"Ich schäme mich": Felix Baumgartners ehemaliger Biograf distanziert sich

"Nimm einen Edding 3000, idealerweise schwarz, und lösche meinen Namen, mein Foto, für alle Tage aus deiner Vita."
14.12.16
TausP. | Flickr | CC BY-ND 2.0

Felix Baumgartner, seines Zeichens Facebook-Gagschreiber und gelegentlicher Extremsportler, ist in den letzten Jahren irgendwie zum Chef des Internets avanciert. Seit dem legendären Ozzy Osbourne-Posting im September 2013 jagt ein Knüller den nächsten—inzwischen sind die von ihm verfassten Postings teilweise sogar so komplex geworden, dass es schon einer kritischen Betrachtung bedarf, um die Baumgartner'schen Gedankenpaläste auch nur ansatzweise zu begreifen.

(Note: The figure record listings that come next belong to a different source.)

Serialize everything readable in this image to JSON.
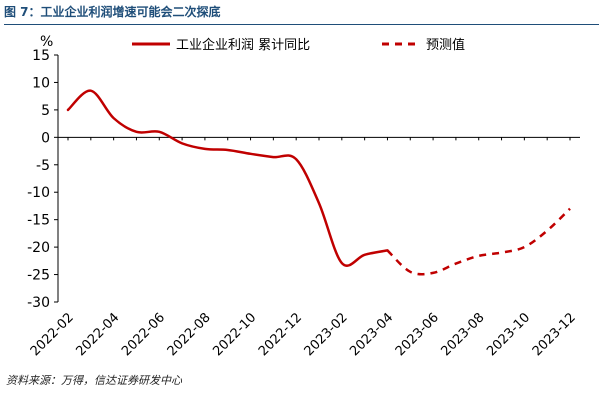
{
  "figure": {
    "title": "图 7：工业企业利润增速可能会二次探底",
    "source": "资料来源：万得，信达证券研发中心"
  },
  "chart_data": {
    "type": "line",
    "title": "工业企业利润增速可能会二次探底",
    "ylabel": "%",
    "ylim": [
      -30,
      15
    ],
    "yticks": [
      15,
      10,
      5,
      0,
      -5,
      -10,
      -15,
      -20,
      -25,
      -30
    ],
    "xticks": [
      "2022-02",
      "2022-04",
      "2022-06",
      "2022-08",
      "2022-10",
      "2022-12",
      "2023-02",
      "2023-04",
      "2023-06",
      "2023-08",
      "2023-10",
      "2023-12"
    ],
    "grid": false,
    "legend": "top",
    "series": [
      {
        "name": "工业企业利润 累计同比",
        "style": "solid",
        "color": "#c00000",
        "x": [
          "2022-02",
          "2022-03",
          "2022-04",
          "2022-05",
          "2022-06",
          "2022-07",
          "2022-08",
          "2022-09",
          "2022-10",
          "2022-11",
          "2022-12",
          "2023-01",
          "2023-02",
          "2023-03",
          "2023-04"
        ],
        "values": [
          5.0,
          8.5,
          3.5,
          1.0,
          1.0,
          -1.1,
          -2.1,
          -2.3,
          -3.0,
          -3.6,
          -4.0,
          -12.0,
          -22.9,
          -21.4,
          -20.6
        ]
      },
      {
        "name": "预测值",
        "style": "dashed",
        "color": "#c00000",
        "x": [
          "2023-04",
          "2023-05",
          "2023-06",
          "2023-07",
          "2023-08",
          "2023-09",
          "2023-10",
          "2023-11",
          "2023-12"
        ],
        "values": [
          -20.6,
          -24.5,
          -24.7,
          -23.0,
          -21.6,
          -21.0,
          -20.0,
          -17.0,
          -13.0
        ]
      }
    ]
  }
}
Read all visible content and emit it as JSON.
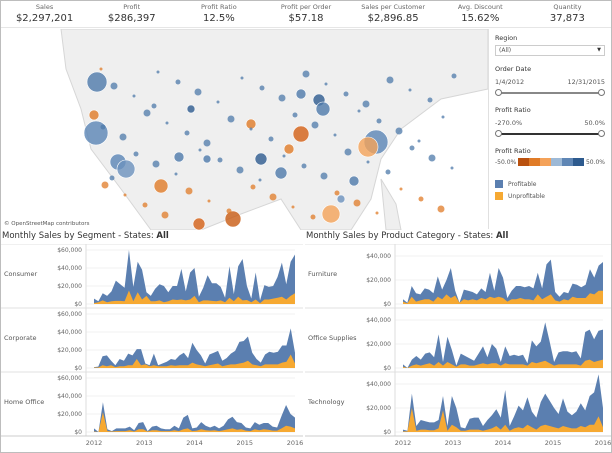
{
  "kpis": [
    {
      "label": "Sales",
      "value": "$2,297,201"
    },
    {
      "label": "Profit",
      "value": "$286,397"
    },
    {
      "label": "Profit Ratio",
      "value": "12.5%"
    },
    {
      "label": "Profit per Order",
      "value": "$57.18"
    },
    {
      "label": "Sales per Customer",
      "value": "$2,896.85"
    },
    {
      "label": "Avg. Discount",
      "value": "15.62%"
    },
    {
      "label": "Quantity",
      "value": "37,873"
    }
  ],
  "map": {
    "attribution": "© OpenStreetMap contributors"
  },
  "filters": {
    "region_label": "Region",
    "region_value": "(All)",
    "order_date_label": "Order Date",
    "order_date_min": "1/4/2012",
    "order_date_max": "12/31/2015",
    "profit_ratio_label": "Profit Ratio",
    "profit_ratio_min": "-270.0%",
    "profit_ratio_max": "50.0%"
  },
  "legend": {
    "gradient_label": "Profit Ratio",
    "gradient_min": "-50.0%",
    "gradient_max": "50.0%",
    "gradient_colors": [
      "#b9510f",
      "#e07b27",
      "#f4a259",
      "#9db9d6",
      "#5f86b5",
      "#2d5a8e"
    ],
    "items": [
      {
        "label": "Profitable",
        "color": "#5b7fb0"
      },
      {
        "label": "Unprofitable",
        "color": "#f6a932"
      }
    ]
  },
  "left_title": {
    "prefix": "Monthly Sales by Segment - States: ",
    "value": "All"
  },
  "right_title": {
    "prefix": "Monthly Sales by Product Category - States: ",
    "value": "All"
  },
  "chart_data": [
    {
      "type": "area",
      "title": "Monthly Sales by Segment - States: All",
      "x_ticks": [
        "2012",
        "2013",
        "2014",
        "2015",
        "2016"
      ],
      "y_ticks": [
        "$0",
        "$20,000",
        "$40,000",
        "$60,000"
      ],
      "ylim": [
        0,
        60000
      ],
      "rows": [
        {
          "name": "Consumer",
          "profitable": [
            6000,
            3000,
            12000,
            9000,
            14000,
            26000,
            22000,
            18000,
            60000,
            19000,
            47000,
            38000,
            13000,
            9000,
            17000,
            22000,
            20000,
            13000,
            20000,
            20000,
            39000,
            14000,
            35000,
            40000,
            8000,
            18000,
            32000,
            23000,
            23000,
            19000,
            7000,
            42000,
            11000,
            42000,
            50000,
            20000,
            6000,
            35000,
            4000,
            21000,
            19000,
            20000,
            30000,
            46000,
            22000,
            47000,
            55000
          ],
          "unprofitable": [
            1000,
            2000,
            4000,
            2000,
            3000,
            3500,
            3500,
            3000,
            15000,
            3000,
            13000,
            5000,
            9000,
            3000,
            3000,
            4000,
            2000,
            3000,
            5000,
            4500,
            5000,
            4000,
            5000,
            9000,
            2000,
            4000,
            4000,
            3500,
            3000,
            4000,
            2000,
            7000,
            3000,
            8000,
            4000,
            4500,
            2000,
            5000,
            1000,
            5000,
            5000,
            6000,
            7000,
            8000,
            5000,
            9000,
            12000
          ]
        },
        {
          "name": "Corporate",
          "profitable": [
            1000,
            1500,
            13000,
            14000,
            8000,
            3000,
            10000,
            8000,
            16000,
            14000,
            21000,
            21000,
            5000,
            3000,
            16000,
            3000,
            5000,
            7000,
            10000,
            9000,
            14000,
            17000,
            11000,
            28000,
            20000,
            14000,
            5000,
            15000,
            17000,
            19000,
            8000,
            11000,
            16000,
            19000,
            29000,
            30000,
            35000,
            17000,
            10000,
            6000,
            15000,
            18000,
            17000,
            18000,
            25000,
            25000,
            44000,
            17000
          ],
          "unprofitable": [
            500,
            500,
            3000,
            2000,
            3000,
            1000,
            2000,
            2000,
            3000,
            3000,
            10000,
            3000,
            4000,
            2000,
            3000,
            2000,
            2000,
            2000,
            3000,
            2500,
            3000,
            3000,
            3000,
            6000,
            4000,
            3000,
            2000,
            3000,
            4000,
            5000,
            2000,
            3000,
            4000,
            4000,
            5000,
            6000,
            8000,
            4000,
            3000,
            2000,
            4000,
            4000,
            4000,
            4000,
            6000,
            7000,
            15000,
            5000
          ]
        },
        {
          "name": "Home Office",
          "profitable": [
            4000,
            0,
            33000,
            3000,
            1000,
            4000,
            4000,
            4000,
            6000,
            2000,
            10000,
            11000,
            1000,
            6000,
            7000,
            4000,
            3000,
            3000,
            7000,
            4000,
            16000,
            19000,
            4000,
            5000,
            11000,
            7000,
            5000,
            7000,
            4000,
            7000,
            14000,
            17000,
            11000,
            10000,
            5000,
            4000,
            11000,
            8000,
            10000,
            10000,
            6000,
            5000,
            18000,
            30000,
            20000,
            16000
          ],
          "unprofitable": [
            500,
            0,
            22000,
            1000,
            500,
            1000,
            1000,
            1000,
            2000,
            500,
            3000,
            3000,
            500,
            2000,
            2000,
            1000,
            1000,
            1000,
            2000,
            1000,
            3000,
            4000,
            1000,
            1500,
            3000,
            2000,
            1500,
            2000,
            1000,
            2000,
            3000,
            4000,
            2500,
            3000,
            1500,
            1000,
            3000,
            2000,
            3000,
            2500,
            1500,
            1500,
            4000,
            7000,
            6000,
            4000
          ]
        }
      ]
    },
    {
      "type": "area",
      "title": "Monthly Sales by Product Category - States: All",
      "x_ticks": [
        "2012",
        "2013",
        "2014",
        "2015",
        "2016"
      ],
      "y_ticks": [
        "$0",
        "$20,000",
        "$40,000"
      ],
      "ylim": [
        0,
        45000
      ],
      "rows": [
        {
          "name": "Furniture",
          "profitable": [
            4000,
            1000,
            15000,
            9000,
            8000,
            13000,
            12000,
            9000,
            23000,
            12000,
            20000,
            30000,
            11000,
            1000,
            12000,
            11000,
            10000,
            8000,
            13000,
            10000,
            26000,
            11000,
            30000,
            22000,
            5000,
            11000,
            15000,
            15000,
            14000,
            15000,
            13000,
            26000,
            13000,
            33000,
            37000,
            10000,
            6000,
            10000,
            9000,
            17000,
            16000,
            14000,
            16000,
            29000,
            22000,
            32000,
            35000
          ],
          "unprofitable": [
            2000,
            500,
            6000,
            2000,
            3000,
            4000,
            4000,
            2000,
            6000,
            4000,
            8000,
            5000,
            7000,
            1000,
            4000,
            3000,
            4000,
            3000,
            5000,
            4000,
            6000,
            5000,
            6000,
            5000,
            2000,
            4000,
            4000,
            5000,
            4000,
            4000,
            3000,
            8000,
            4000,
            6000,
            8000,
            3000,
            2000,
            4000,
            3000,
            6000,
            5000,
            5000,
            5000,
            9000,
            8000,
            11000,
            11000
          ]
        },
        {
          "name": "Office Supplies",
          "profitable": [
            3000,
            0,
            7000,
            10000,
            7000,
            12000,
            13000,
            9000,
            28000,
            5000,
            26000,
            15000,
            2000,
            12000,
            10000,
            8000,
            6000,
            12000,
            18000,
            9000,
            20000,
            16000,
            5000,
            18000,
            10000,
            11000,
            10000,
            11000,
            4000,
            23000,
            18000,
            22000,
            38000,
            22000,
            5000,
            13000,
            14000,
            14000,
            13000,
            14000,
            8000,
            30000,
            32000,
            24000,
            31000,
            32000
          ],
          "unprofitable": [
            1000,
            0,
            2000,
            3000,
            2000,
            3000,
            4000,
            2000,
            5000,
            2000,
            5000,
            3000,
            1000,
            3000,
            3000,
            2000,
            2000,
            3000,
            4000,
            3000,
            4000,
            4000,
            2000,
            4000,
            3000,
            3000,
            3000,
            3000,
            2000,
            5000,
            4000,
            5000,
            6000,
            4000,
            2000,
            3000,
            3000,
            3000,
            3000,
            3000,
            2000,
            6000,
            7000,
            5000,
            6000,
            7000
          ]
        },
        {
          "name": "Technology",
          "profitable": [
            2000,
            1000,
            32000,
            5000,
            10000,
            9000,
            8000,
            8000,
            10000,
            30000,
            5000,
            30000,
            20000,
            4000,
            3000,
            11000,
            12000,
            12000,
            5000,
            10000,
            14000,
            19000,
            12000,
            35000,
            5000,
            13000,
            22000,
            18000,
            29000,
            17000,
            12000,
            25000,
            32000,
            26000,
            20000,
            15000,
            28000,
            17000,
            14000,
            17000,
            24000,
            18000,
            30000,
            33000,
            48000,
            20000
          ],
          "unprofitable": [
            500,
            500,
            20000,
            1000,
            2000,
            2000,
            1500,
            1500,
            3000,
            18000,
            1000,
            6000,
            4000,
            1000,
            1000,
            2000,
            2000,
            2000,
            1000,
            2000,
            3000,
            5000,
            2000,
            6000,
            1000,
            3000,
            4000,
            3000,
            6000,
            4000,
            2000,
            5000,
            6000,
            5000,
            4000,
            3000,
            5000,
            4000,
            3000,
            3000,
            5000,
            4000,
            6000,
            6000,
            13000,
            4000
          ]
        }
      ]
    }
  ]
}
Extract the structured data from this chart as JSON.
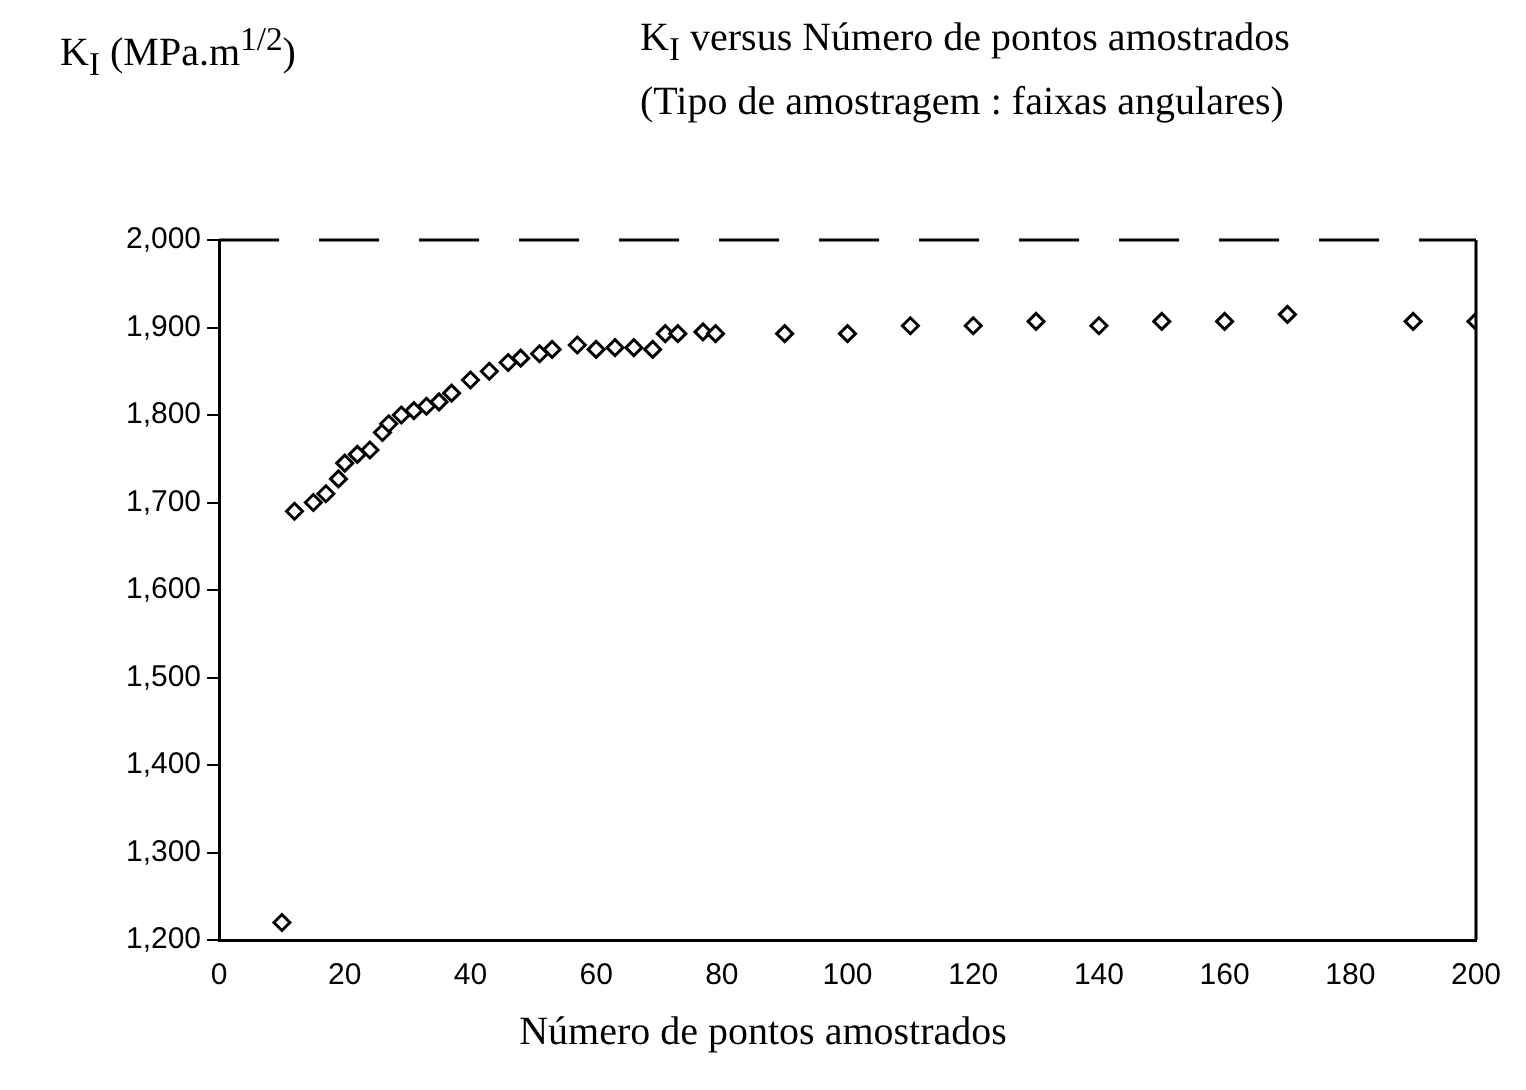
{
  "chart_data": {
    "type": "scatter",
    "title": "K$_{I}$ versus Número de pontos amostrados",
    "subtitle": "(Tipo de amostragem : faixas angulares)",
    "ylabel": "K$_{I}$ (MPa.m$^{1/2}$)",
    "xlabel": "Número de pontos amostrados",
    "series": [
      {
        "color": "#000000",
        "x": [
          10,
          12,
          15,
          17,
          19,
          20,
          22,
          24,
          26,
          27,
          29,
          31,
          33,
          35,
          37,
          40,
          43,
          46,
          48,
          51,
          53,
          57,
          60,
          63,
          66,
          69,
          71,
          73,
          77,
          79,
          90,
          100,
          110,
          120,
          130,
          140,
          150,
          160,
          170,
          190,
          200
        ],
        "values": [
          1220,
          1690,
          1700,
          1710,
          1727,
          1745,
          1755,
          1760,
          1780,
          1790,
          1800,
          1805,
          1810,
          1815,
          1825,
          1840,
          1850,
          1860,
          1865,
          1870,
          1875,
          1880,
          1875,
          1877,
          1877,
          1875,
          1893,
          1893,
          1895,
          1893,
          1893,
          1893,
          1902,
          1902,
          1907,
          1902,
          1907,
          1907,
          1915,
          1907,
          1907
        ]
      }
    ],
    "xlim": [
      0,
      200
    ],
    "xticks": [
      0,
      20,
      40,
      60,
      80,
      100,
      120,
      140,
      160,
      180,
      200
    ],
    "ylim": [
      1200,
      2000
    ],
    "yticks": [
      {
        "value": 1200,
        "label": "1,200"
      },
      {
        "value": 1300,
        "label": "1,300"
      },
      {
        "value": 1400,
        "label": "1,400"
      },
      {
        "value": 1500,
        "label": "1,500"
      },
      {
        "value": 1600,
        "label": "1,600"
      },
      {
        "value": 1700,
        "label": "1,700"
      },
      {
        "value": 1800,
        "label": "1,800"
      },
      {
        "value": 1900,
        "label": "1,900"
      },
      {
        "value": 2000,
        "label": "2,000"
      }
    ],
    "marker": "diamond",
    "grid": false,
    "legend": false
  }
}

In einem verfrühten Weihnachtsgeschenk vom 12. Dezember schreibt Baumgartner unter einem vermeintlichen Foto des gewählten Bundespräsidenten Alexander Van der Bellen: "Nur noch kurz mit dem Auto in die Trafik und dann hat er alles was er braucht, um dieses Land in eine bessere Zukunft zu führen." Die Echtheit der Aufnahme, die bereits seit Monaten im Netz kursiert und VdB beim Einkauf zeigen soll, konnte bisher nicht bestätigt werden.

Die Fan-Reaktionen auf das Posting fielen allerdings vorwiegend negativ aus, User kritisierten vielmehr Baumgartners Kommentar als das Foto selbst. Felix antwortete einen Tag später mit einem neuerlichen Posting: "Das hier ist eine Fan-Seite und wer kein Fan ist, hat genug Möglichkeiten, woanders 'rumzuplärren'".

Und gestern hat der ganze Wirbel schließlich zu einem Plot-Twist geführt, der so auch in Reich & Schön hätte passieren können—nur steht hier statt dem verlorenem Sohn plötzlich der ehemalige Biograf auf der Matte.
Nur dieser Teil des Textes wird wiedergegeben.